The day started out grand. I even made plans with Jounar as I was going to be home at a decient hour for the first time all month. But lunch was a disastar and then we got new equipment in durring the middle of lunch. Then the truck was early, and I ended up working a 12 hour shift which put me home way to late to even say goodnight to Jounar. He sent me a text telling me it's okay, that things come up, but I am hugely disapointed.


i'm finding that the more my work and home life is stressful and demanding the more i close off and just push everyone away. including D. it's a case of "right, well i can handle it, just bugger off, get out of my way and i'm fine just you watch". but i know i can't handle it and i know it's hurting and i refuse to feel it. of course the aftermath is usually tears and a complete mess, but until it's done i'm just not wired to let anyone near me.

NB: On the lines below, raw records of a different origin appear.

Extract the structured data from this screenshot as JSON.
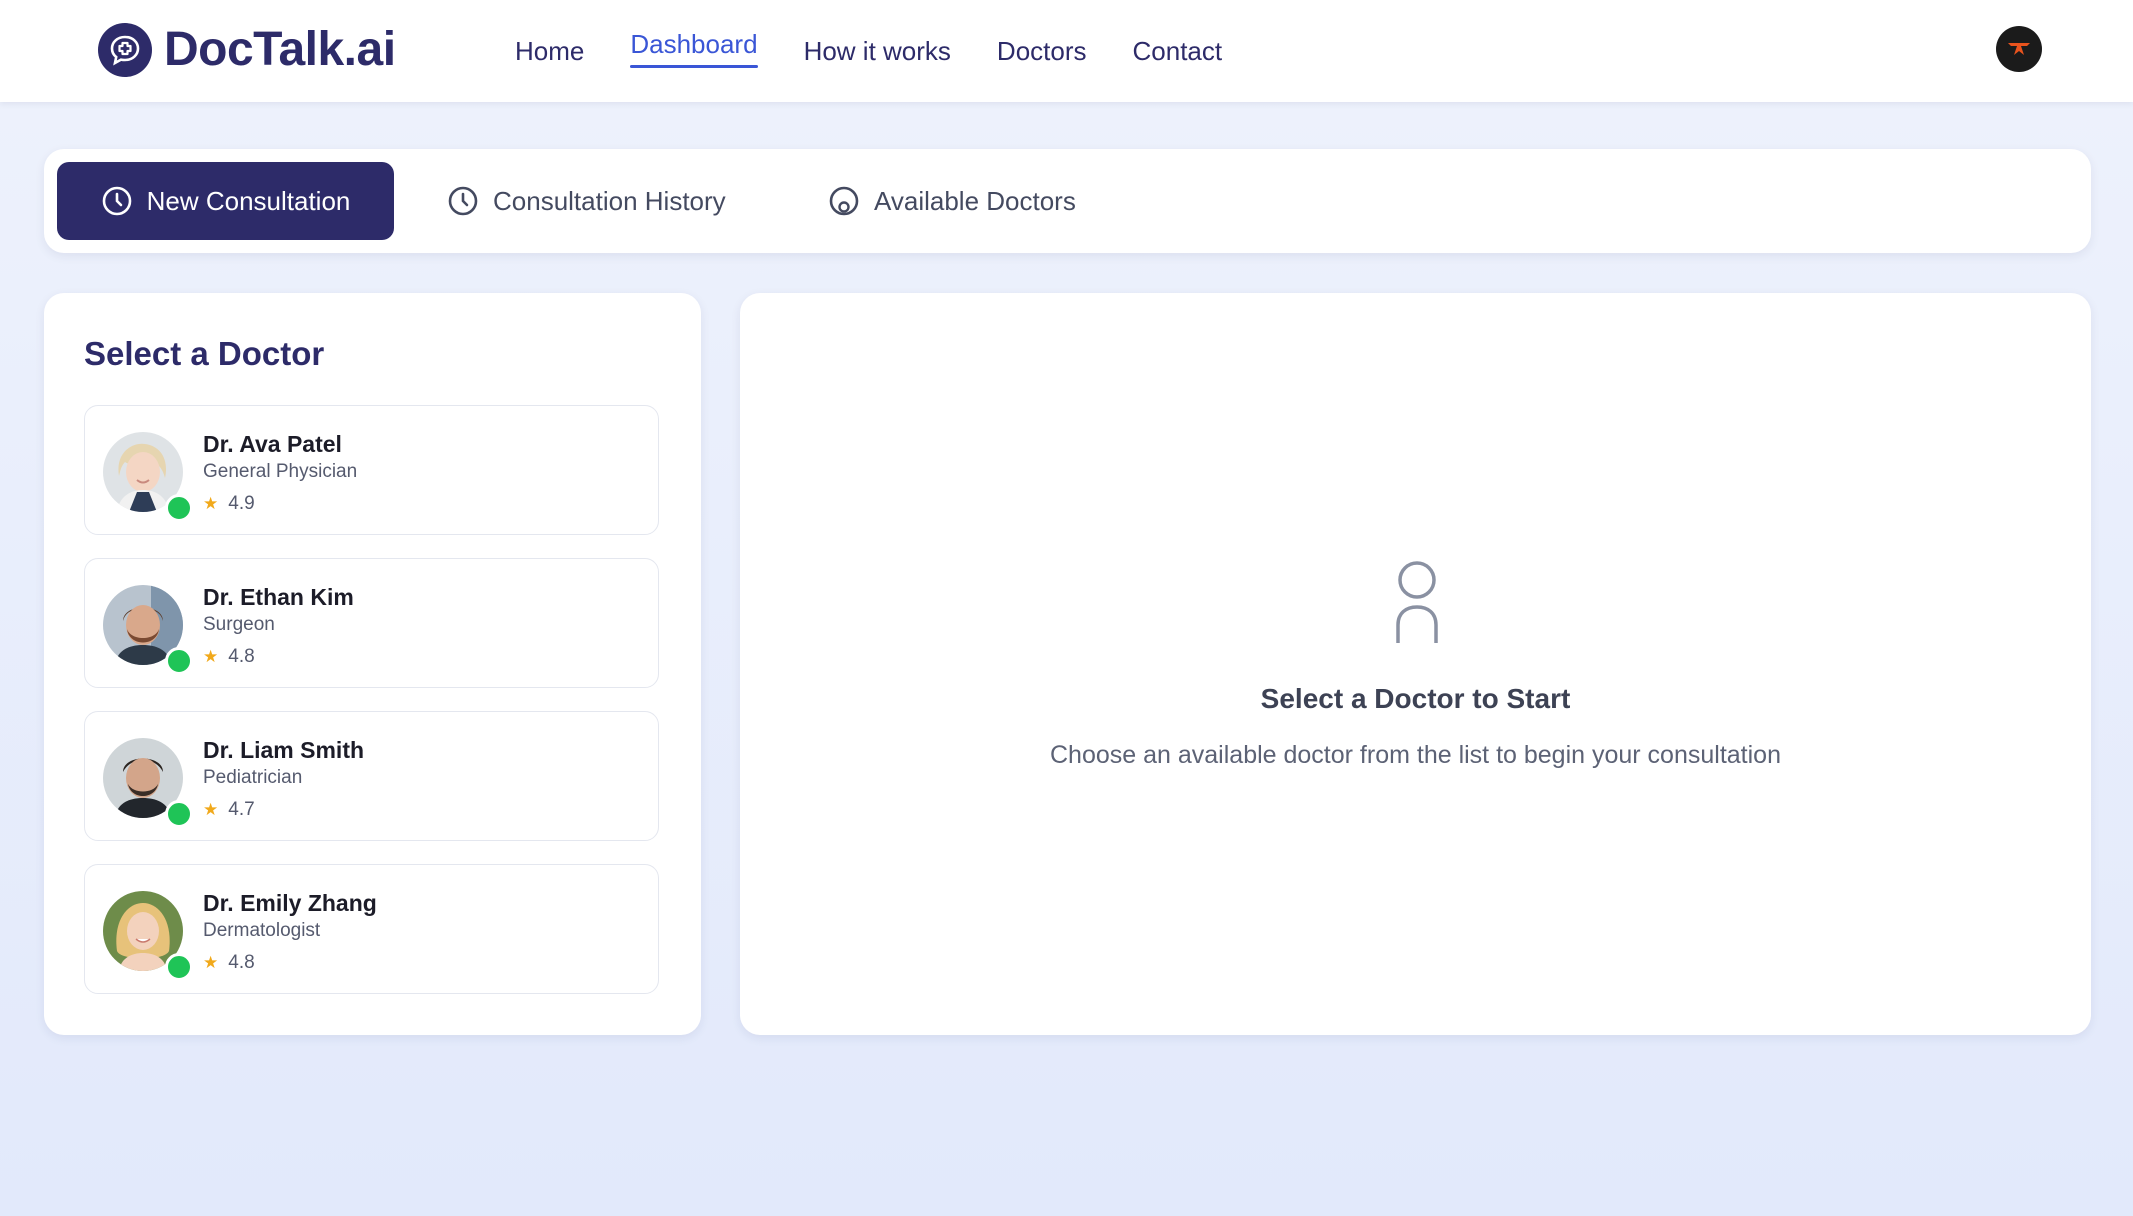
{
  "brand": {
    "name": "DocTalk.ai",
    "color": "#2d2b69"
  },
  "nav": {
    "links": [
      {
        "label": "Home",
        "active": false
      },
      {
        "label": "Dashboard",
        "active": true
      },
      {
        "label": "How it works",
        "active": false
      },
      {
        "label": "Doctors",
        "active": false
      },
      {
        "label": "Contact",
        "active": false
      }
    ],
    "active_color": "#3a56d6"
  },
  "tabs": [
    {
      "label": "New Consultation",
      "icon": "clock-icon",
      "active": true
    },
    {
      "label": "Consultation History",
      "icon": "clock-icon",
      "active": false
    },
    {
      "label": "Available Doctors",
      "icon": "user-circle-icon",
      "active": false
    }
  ],
  "doctor_panel": {
    "title": "Select a Doctor",
    "doctors": [
      {
        "name": "Dr. Ava Patel",
        "specialty": "General Physician",
        "rating": "4.9",
        "online": true
      },
      {
        "name": "Dr. Ethan Kim",
        "specialty": "Surgeon",
        "rating": "4.8",
        "online": true
      },
      {
        "name": "Dr. Liam Smith",
        "specialty": "Pediatrician",
        "rating": "4.7",
        "online": true
      },
      {
        "name": "Dr. Emily Zhang",
        "specialty": "Dermatologist",
        "rating": "4.8",
        "online": true
      }
    ],
    "star_icon": "star-icon",
    "online_color": "#1fc457"
  },
  "empty_state": {
    "icon": "user-outline-icon",
    "title": "Select a Doctor to Start",
    "subtitle": "Choose an available doctor from the list to begin your consultation"
  }
}
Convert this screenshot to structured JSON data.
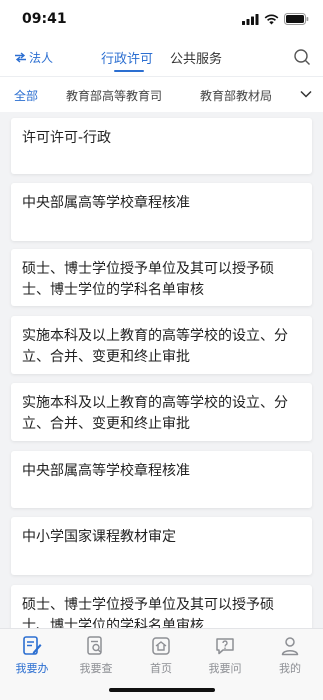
{
  "status": {
    "time": "09:41"
  },
  "nav": {
    "role_label": "法人",
    "tabs": [
      "行政许可",
      "公共服务"
    ],
    "active_tab": 0
  },
  "filters": {
    "items": [
      "全部",
      "教育部高等教育司",
      "教育部教材局"
    ],
    "active": 0
  },
  "list": [
    "许可许可-行政",
    "中央部属高等学校章程核准",
    "硕士、博士学位授予单位及其可以授予硕士、博士学位的学科名单审核",
    "实施本科及以上教育的高等学校的设立、分立、合并、变更和终止审批",
    "实施本科及以上教育的高等学校的设立、分立、合并、变更和终止审批",
    "中央部属高等学校章程核准",
    "中小学国家课程教材审定",
    "硕士、博士学位授予单位及其可以授予硕士、博士学位的学科名单审核"
  ],
  "tabbar": {
    "items": [
      {
        "label": "我要办",
        "icon": "edit-doc-icon"
      },
      {
        "label": "我要查",
        "icon": "search-doc-icon"
      },
      {
        "label": "首页",
        "icon": "home-icon"
      },
      {
        "label": "我要问",
        "icon": "question-chat-icon"
      },
      {
        "label": "我的",
        "icon": "user-icon"
      }
    ],
    "active": 0
  },
  "colors": {
    "accent": "#2c6fd1",
    "inactive": "#8d8f94"
  }
}
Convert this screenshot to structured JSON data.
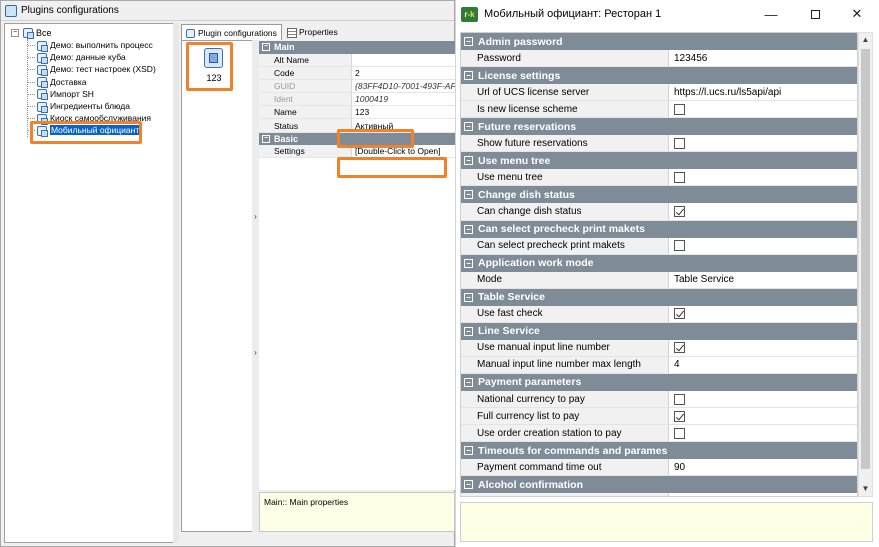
{
  "left_window": {
    "title": "Plugins configurations",
    "tree": {
      "root_label": "Все",
      "items": [
        {
          "label": "Демо: выполнить процесс",
          "selected": false
        },
        {
          "label": "Демо: данные куба",
          "selected": false
        },
        {
          "label": "Демо: тест настроек (XSD)",
          "selected": false
        },
        {
          "label": "Доставка",
          "selected": false
        },
        {
          "label": "Импорт SH",
          "selected": false
        },
        {
          "label": "Ингредиенты блюда",
          "selected": false
        },
        {
          "label": "Киоск самообслуживания",
          "selected": false
        },
        {
          "label": "Мобильный официант",
          "selected": true
        }
      ]
    },
    "tabs": [
      {
        "label": "Plugin configurations",
        "icon": "plugin-icon"
      },
      {
        "label": "Properties",
        "icon": "properties-icon"
      }
    ],
    "plugin_tile": {
      "caption": "123",
      "icon": "plugin-icon"
    },
    "property_grid": {
      "categories": [
        {
          "name": "Main",
          "rows": [
            {
              "key": "Alt Name",
              "value": "",
              "dim": false,
              "italic": false
            },
            {
              "key": "Code",
              "value": "2",
              "dim": false,
              "italic": false
            },
            {
              "key": "GUID",
              "value": "{83FF4D10-7001-493F-AF",
              "dim": true,
              "italic": true
            },
            {
              "key": "Ident",
              "value": "1000419",
              "dim": true,
              "italic": true
            },
            {
              "key": "Name",
              "value": "123",
              "dim": false,
              "italic": false
            },
            {
              "key": "Status",
              "value": "Активный",
              "dim": false,
              "italic": false
            }
          ]
        },
        {
          "name": "Basic",
          "rows": [
            {
              "key": "Settings",
              "value": "[Double-Click to Open]",
              "dim": false,
              "italic": false
            }
          ]
        }
      ]
    },
    "description": "Main:: Main properties"
  },
  "right_window": {
    "title": "Мобильный официант: Ресторан 1",
    "icon_text": "r-k",
    "categories": [
      {
        "name": "Admin password",
        "rows": [
          {
            "key": "Password",
            "type": "text",
            "value": "123456"
          }
        ]
      },
      {
        "name": "License settings",
        "rows": [
          {
            "key": "Url of UCS license server",
            "type": "text",
            "value": "https://l.ucs.ru/ls5api/api"
          },
          {
            "key": "Is new license scheme",
            "type": "check",
            "value": false
          }
        ]
      },
      {
        "name": "Future reservations",
        "rows": [
          {
            "key": "Show future reservations",
            "type": "check",
            "value": false
          }
        ]
      },
      {
        "name": "Use menu tree",
        "rows": [
          {
            "key": "Use menu tree",
            "type": "check",
            "value": false
          }
        ]
      },
      {
        "name": "Change dish status",
        "rows": [
          {
            "key": "Can change dish status",
            "type": "check",
            "value": true
          }
        ]
      },
      {
        "name": "Can select precheck print makets",
        "rows": [
          {
            "key": "Can select precheck print makets",
            "type": "check",
            "value": false
          }
        ]
      },
      {
        "name": "Application work mode",
        "rows": [
          {
            "key": "Mode",
            "type": "text",
            "value": "Table Service"
          }
        ]
      },
      {
        "name": "Table Service",
        "rows": [
          {
            "key": "Use fast check",
            "type": "check",
            "value": true
          }
        ]
      },
      {
        "name": "Line Service",
        "rows": [
          {
            "key": "Use manual input line number",
            "type": "check",
            "value": true
          },
          {
            "key": "Manual input line number max length",
            "type": "text",
            "value": "4"
          }
        ]
      },
      {
        "name": "Payment parameters",
        "rows": [
          {
            "key": "National currency to pay",
            "type": "check",
            "value": false
          },
          {
            "key": "Full currency list to pay",
            "type": "check",
            "value": true
          },
          {
            "key": "Use order creation station to pay",
            "type": "check",
            "value": false
          }
        ]
      },
      {
        "name": "Timeouts for commands and parames",
        "rows": [
          {
            "key": "Payment command time out",
            "type": "text",
            "value": "90"
          }
        ]
      },
      {
        "name": "Alcohol confirmation",
        "rows": [
          {
            "key": "",
            "type": "check",
            "value": false
          }
        ]
      }
    ]
  },
  "colors": {
    "highlight": "#f0822a",
    "category_bg": "#7f8c97",
    "selection": "#0a64c8",
    "description_bg": "#ffffe6"
  }
}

it must be hard for D, cos he hasn't really had to deal with this side of my personality yet. i know i'm just trying to not slop my stress all over everyone else, and as a single parent the first instinct is just to put up and get on with it. but it's hurting D and my submissive nature takes a definate back seat. i'm not dealing well with the whole "romantic stuff" which i usually love. it just seems to trivialise everything cos i know D loves me but i don't need to be mushed over. right now what i need is a firm hand and some straight up laughter with a good mate. someone to say "shut the hell up and just do it". one firm point of clarity when everything else is so messy.

i often wonder how different it is for people who share a home and hearth in a M/s D/s relationship. how much easier it would be if this was a daily part of life as soon as you walk in the door without the contrivance of e-mail and "tasks". just to be immersed to the point where you don't have to think about it, you can just 'be'. would that make times like these easier??

errgghh, guess my point is, ms wench, you aren't alone in just wanting to let it go and cry all over J. although i'm pretty sure you deal with it more healthily than i do. in any case, the very biggest hugs and still warm brownies are on their way to you.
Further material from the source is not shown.